Menariknya, Zico baru bergabung dengan tim sekitar satu pekan sebelum turnamen dimulai. Beruntung, pengalaman sepak bolanya yang dipadukan dengan kebiasaan bermain futsal sangat membantu proses adaptasinya berjalan mulus.

“Kayaknya semi-semi ya. Semi-semi futsal, semi-semi sepak bola. Cuma kemarin saya juga baru gabung sekitar seminggu latihan sebelum turnamen ini mulai. Ya alhamdulillah, mungkin karena di rumah saya sering main futsal, jadi pelatih melihat saya cukup cepat beradaptasi. Saya juga merasa bisa mengikuti permainan ini,” tambahnya.

Nostalgia Kiprah Sutan Zico dan Taktik Dinamis Minifootball

Nama Zico sejatinya sudah sangat lekat di telinga pencinta sepak bola Tanah Air lewat kiprahnya bersama Garuda Muda. Pada Kualifikasi Piala Asia U-16 2018, ia tampil beringas di lini depan dan keluar sebagai pencetak gol terbanyak dengan torehan 10 gol. Karier profesionalnya kemudian berlanjut saat Persija Jakarta melepasnya ke PSG Pati pada 2021 untuk mendapatkan jam terbang lebih banyak.

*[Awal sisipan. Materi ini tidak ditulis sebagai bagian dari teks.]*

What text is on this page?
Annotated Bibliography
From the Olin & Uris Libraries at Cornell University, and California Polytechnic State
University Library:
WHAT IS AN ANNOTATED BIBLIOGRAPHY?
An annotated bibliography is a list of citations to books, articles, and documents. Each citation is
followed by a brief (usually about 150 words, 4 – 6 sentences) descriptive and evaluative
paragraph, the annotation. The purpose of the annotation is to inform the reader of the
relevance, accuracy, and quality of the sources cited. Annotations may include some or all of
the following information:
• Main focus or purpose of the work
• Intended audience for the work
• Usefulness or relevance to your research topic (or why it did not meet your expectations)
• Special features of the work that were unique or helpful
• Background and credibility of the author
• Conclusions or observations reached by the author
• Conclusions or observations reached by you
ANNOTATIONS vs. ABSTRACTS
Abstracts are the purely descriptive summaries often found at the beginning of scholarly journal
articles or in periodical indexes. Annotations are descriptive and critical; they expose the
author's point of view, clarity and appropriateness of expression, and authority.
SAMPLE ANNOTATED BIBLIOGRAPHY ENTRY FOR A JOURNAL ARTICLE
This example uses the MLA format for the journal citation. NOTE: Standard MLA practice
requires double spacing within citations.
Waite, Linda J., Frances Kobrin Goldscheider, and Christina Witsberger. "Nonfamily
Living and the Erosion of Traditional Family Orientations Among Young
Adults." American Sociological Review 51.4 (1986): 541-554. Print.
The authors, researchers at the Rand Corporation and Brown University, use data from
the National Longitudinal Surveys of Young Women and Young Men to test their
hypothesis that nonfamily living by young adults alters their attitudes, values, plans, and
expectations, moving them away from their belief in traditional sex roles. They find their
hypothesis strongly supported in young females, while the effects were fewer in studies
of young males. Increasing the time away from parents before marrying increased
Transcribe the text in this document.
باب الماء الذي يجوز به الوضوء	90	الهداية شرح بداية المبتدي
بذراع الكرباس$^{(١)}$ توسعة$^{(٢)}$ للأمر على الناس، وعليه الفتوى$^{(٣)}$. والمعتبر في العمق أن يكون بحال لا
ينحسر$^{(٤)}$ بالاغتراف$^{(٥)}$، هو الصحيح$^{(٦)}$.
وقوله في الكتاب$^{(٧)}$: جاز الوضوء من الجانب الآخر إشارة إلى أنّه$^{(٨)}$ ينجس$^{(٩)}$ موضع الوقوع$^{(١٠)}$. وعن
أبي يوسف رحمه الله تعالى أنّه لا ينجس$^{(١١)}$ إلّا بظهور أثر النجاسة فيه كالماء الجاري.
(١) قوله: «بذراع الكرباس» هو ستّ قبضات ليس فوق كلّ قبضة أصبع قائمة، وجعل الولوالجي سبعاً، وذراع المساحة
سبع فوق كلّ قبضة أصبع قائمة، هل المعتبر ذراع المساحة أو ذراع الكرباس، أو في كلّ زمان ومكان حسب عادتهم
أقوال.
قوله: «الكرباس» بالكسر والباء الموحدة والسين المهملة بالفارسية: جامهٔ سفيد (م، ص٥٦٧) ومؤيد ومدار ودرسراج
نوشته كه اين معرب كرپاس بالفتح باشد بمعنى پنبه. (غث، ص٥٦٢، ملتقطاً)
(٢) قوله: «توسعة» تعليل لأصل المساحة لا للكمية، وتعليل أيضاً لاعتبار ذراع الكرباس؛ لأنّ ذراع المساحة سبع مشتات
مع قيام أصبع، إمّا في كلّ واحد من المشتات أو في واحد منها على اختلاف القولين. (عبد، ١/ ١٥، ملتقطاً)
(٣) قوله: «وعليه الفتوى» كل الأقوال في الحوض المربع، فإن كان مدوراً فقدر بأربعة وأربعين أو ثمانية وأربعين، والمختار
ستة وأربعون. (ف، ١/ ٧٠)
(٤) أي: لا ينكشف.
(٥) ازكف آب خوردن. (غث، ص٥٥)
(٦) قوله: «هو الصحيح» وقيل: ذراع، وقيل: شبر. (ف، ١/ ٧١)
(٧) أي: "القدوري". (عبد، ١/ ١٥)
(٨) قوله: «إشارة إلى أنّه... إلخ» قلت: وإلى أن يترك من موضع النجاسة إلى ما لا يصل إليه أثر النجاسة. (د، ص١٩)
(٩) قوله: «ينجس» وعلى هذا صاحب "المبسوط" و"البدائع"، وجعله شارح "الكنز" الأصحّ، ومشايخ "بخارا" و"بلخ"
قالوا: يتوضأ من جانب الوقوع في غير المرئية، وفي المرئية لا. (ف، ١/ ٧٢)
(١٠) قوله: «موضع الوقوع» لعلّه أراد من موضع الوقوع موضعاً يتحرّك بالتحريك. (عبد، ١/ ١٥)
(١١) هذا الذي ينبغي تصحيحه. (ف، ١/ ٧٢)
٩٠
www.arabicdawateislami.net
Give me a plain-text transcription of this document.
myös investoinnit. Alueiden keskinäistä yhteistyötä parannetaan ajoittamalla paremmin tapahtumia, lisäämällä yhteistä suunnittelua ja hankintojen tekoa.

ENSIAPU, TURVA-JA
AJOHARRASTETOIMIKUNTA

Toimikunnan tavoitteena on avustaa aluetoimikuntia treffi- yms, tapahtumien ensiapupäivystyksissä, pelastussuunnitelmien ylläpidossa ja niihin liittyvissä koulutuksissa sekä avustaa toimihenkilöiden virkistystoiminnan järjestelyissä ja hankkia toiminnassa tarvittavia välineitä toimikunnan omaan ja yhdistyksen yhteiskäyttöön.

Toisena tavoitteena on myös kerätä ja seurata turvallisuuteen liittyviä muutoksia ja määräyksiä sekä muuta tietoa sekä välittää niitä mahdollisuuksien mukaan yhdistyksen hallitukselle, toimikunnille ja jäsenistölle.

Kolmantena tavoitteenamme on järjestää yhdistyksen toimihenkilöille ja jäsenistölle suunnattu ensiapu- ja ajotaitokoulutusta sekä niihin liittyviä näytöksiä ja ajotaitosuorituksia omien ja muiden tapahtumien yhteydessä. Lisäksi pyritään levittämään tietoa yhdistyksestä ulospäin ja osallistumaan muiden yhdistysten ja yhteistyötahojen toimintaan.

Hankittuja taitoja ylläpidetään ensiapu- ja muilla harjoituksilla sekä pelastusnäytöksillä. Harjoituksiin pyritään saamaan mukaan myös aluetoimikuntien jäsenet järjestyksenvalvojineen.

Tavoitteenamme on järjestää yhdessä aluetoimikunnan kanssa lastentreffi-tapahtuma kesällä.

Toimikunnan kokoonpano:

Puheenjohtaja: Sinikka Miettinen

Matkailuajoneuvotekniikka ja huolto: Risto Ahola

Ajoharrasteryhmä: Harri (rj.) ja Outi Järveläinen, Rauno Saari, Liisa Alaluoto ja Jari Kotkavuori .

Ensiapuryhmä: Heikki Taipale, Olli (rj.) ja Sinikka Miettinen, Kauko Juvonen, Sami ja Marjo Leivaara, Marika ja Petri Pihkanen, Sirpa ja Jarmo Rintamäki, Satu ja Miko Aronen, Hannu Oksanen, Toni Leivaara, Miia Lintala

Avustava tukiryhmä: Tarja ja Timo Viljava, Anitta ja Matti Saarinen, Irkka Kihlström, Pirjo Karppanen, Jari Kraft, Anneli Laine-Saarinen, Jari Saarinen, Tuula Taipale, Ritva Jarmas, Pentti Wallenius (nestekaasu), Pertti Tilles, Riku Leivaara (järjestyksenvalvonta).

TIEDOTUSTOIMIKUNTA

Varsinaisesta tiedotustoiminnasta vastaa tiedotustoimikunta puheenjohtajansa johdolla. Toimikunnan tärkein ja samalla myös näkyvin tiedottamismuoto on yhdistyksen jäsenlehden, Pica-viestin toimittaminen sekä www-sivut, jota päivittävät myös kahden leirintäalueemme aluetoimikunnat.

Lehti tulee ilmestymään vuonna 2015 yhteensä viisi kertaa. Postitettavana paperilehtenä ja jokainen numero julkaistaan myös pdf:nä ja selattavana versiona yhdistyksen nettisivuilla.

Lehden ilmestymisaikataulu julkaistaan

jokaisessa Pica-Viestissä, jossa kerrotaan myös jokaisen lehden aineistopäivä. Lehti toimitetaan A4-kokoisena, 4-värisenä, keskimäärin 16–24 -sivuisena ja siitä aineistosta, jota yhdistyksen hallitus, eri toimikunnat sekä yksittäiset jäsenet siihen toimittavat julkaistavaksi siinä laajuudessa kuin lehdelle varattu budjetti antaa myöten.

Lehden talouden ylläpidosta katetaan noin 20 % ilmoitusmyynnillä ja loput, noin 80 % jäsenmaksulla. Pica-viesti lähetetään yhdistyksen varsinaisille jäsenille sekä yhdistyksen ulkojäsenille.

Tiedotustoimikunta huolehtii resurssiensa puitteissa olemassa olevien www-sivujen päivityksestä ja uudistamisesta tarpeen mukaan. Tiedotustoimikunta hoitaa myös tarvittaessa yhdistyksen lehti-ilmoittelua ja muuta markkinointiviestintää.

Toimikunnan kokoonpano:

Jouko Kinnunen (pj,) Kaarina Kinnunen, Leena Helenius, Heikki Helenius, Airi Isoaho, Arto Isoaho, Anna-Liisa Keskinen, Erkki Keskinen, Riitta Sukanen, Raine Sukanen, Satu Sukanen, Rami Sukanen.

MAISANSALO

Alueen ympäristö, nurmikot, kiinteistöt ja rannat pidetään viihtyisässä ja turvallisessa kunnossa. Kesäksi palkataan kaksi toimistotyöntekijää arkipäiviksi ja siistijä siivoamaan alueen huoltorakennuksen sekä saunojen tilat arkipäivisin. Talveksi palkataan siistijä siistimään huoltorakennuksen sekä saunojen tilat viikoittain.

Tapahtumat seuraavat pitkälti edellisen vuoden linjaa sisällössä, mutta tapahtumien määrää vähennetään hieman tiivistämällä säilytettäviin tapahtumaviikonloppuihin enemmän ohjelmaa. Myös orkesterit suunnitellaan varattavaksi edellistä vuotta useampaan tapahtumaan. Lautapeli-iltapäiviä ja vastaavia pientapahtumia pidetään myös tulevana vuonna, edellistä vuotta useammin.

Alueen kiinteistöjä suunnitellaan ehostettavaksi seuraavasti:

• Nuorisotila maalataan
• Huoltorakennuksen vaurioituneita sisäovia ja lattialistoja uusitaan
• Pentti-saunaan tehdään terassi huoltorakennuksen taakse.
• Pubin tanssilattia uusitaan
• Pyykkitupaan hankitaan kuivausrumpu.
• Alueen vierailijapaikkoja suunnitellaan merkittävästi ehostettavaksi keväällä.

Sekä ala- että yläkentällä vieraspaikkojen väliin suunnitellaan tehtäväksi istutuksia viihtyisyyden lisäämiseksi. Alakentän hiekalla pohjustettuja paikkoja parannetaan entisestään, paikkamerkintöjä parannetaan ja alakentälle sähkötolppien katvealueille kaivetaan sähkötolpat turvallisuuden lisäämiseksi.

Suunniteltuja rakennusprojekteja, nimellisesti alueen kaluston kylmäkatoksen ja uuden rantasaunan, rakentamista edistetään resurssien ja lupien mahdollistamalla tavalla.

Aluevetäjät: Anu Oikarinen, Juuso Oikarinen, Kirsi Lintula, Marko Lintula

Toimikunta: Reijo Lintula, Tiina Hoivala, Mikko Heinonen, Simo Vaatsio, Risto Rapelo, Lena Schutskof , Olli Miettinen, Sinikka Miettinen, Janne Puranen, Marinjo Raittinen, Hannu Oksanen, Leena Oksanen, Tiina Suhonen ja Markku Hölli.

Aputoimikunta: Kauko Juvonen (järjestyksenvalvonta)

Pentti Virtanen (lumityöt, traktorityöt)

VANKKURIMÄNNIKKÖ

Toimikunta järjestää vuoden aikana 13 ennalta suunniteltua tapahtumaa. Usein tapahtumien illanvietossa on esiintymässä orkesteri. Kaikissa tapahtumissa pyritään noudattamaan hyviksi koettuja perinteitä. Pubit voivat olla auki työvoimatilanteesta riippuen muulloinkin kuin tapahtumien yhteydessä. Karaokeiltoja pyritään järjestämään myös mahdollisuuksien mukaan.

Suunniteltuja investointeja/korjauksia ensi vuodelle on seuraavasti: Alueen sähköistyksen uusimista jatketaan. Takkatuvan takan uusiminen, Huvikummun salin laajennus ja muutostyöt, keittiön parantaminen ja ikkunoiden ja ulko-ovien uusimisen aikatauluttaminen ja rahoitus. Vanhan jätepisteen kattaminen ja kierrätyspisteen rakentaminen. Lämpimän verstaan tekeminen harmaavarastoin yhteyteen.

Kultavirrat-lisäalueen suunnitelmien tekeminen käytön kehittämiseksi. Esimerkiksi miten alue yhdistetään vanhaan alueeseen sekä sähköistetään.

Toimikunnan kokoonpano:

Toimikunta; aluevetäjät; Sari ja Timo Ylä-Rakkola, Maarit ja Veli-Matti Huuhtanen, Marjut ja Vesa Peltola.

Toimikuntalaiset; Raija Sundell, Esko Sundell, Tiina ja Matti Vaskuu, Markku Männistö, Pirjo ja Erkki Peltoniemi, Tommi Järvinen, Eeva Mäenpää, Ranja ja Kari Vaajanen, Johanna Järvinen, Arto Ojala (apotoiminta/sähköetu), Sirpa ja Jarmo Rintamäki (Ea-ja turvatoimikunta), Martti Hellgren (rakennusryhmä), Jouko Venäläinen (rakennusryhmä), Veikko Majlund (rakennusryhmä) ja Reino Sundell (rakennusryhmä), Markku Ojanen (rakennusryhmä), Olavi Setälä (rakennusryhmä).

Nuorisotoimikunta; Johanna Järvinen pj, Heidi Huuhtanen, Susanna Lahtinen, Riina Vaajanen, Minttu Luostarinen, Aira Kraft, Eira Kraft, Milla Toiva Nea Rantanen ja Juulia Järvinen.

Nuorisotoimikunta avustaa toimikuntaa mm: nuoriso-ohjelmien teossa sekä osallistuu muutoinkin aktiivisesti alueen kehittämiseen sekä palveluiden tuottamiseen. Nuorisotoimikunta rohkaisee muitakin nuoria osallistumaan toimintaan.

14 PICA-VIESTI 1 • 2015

Kini, meski kembali membela Indonesia, Zico mengakui harus kembali belajar membaca ruang dan taktik karena karakter 6 lawan 6 sangat berbeda dengan sepak bola 11 lawan 11.

“Di sini benar-benar seperti futsal. Kita harus terus bergerak dan melakukan rotasi. Kalau di sepak bola 11 lawan 11 kan memang sudah ada posisi dan pembagian areanya masing-masing. Kalau di sini lebih banyak rotasi dan pergerakan pemain,” jelas Zico.

Ruang Alternatif dalam Ekosistem Olahraga Nasional

Pengalaman Zico di AMNC 2026 turut membuka perspektif yang lebih luas mengenai posisi mini football dalam ekosistem olahraga Indonesia. Di tengah ketatnya persaingan menembus klub sepak bola profesional yang jumlahnya terbatas, mini football hadir sebagai ruang alternatif yang menjanjikan.

Disiplin ini tidak hadir untuk menggantikan sepak bola atau futsal, melainkan menyediakan wadah kompetitif baru bagi para pemain yang memiliki fondasi sepak bola kuat dan masih ingin terus berkembang.

“Permainan ini juga dimainkan di lapangan yang masih punya karakter seperti sepak bola, bukan seperti futsal yang kemudian pindah ke sepak bola,” pungkasnya.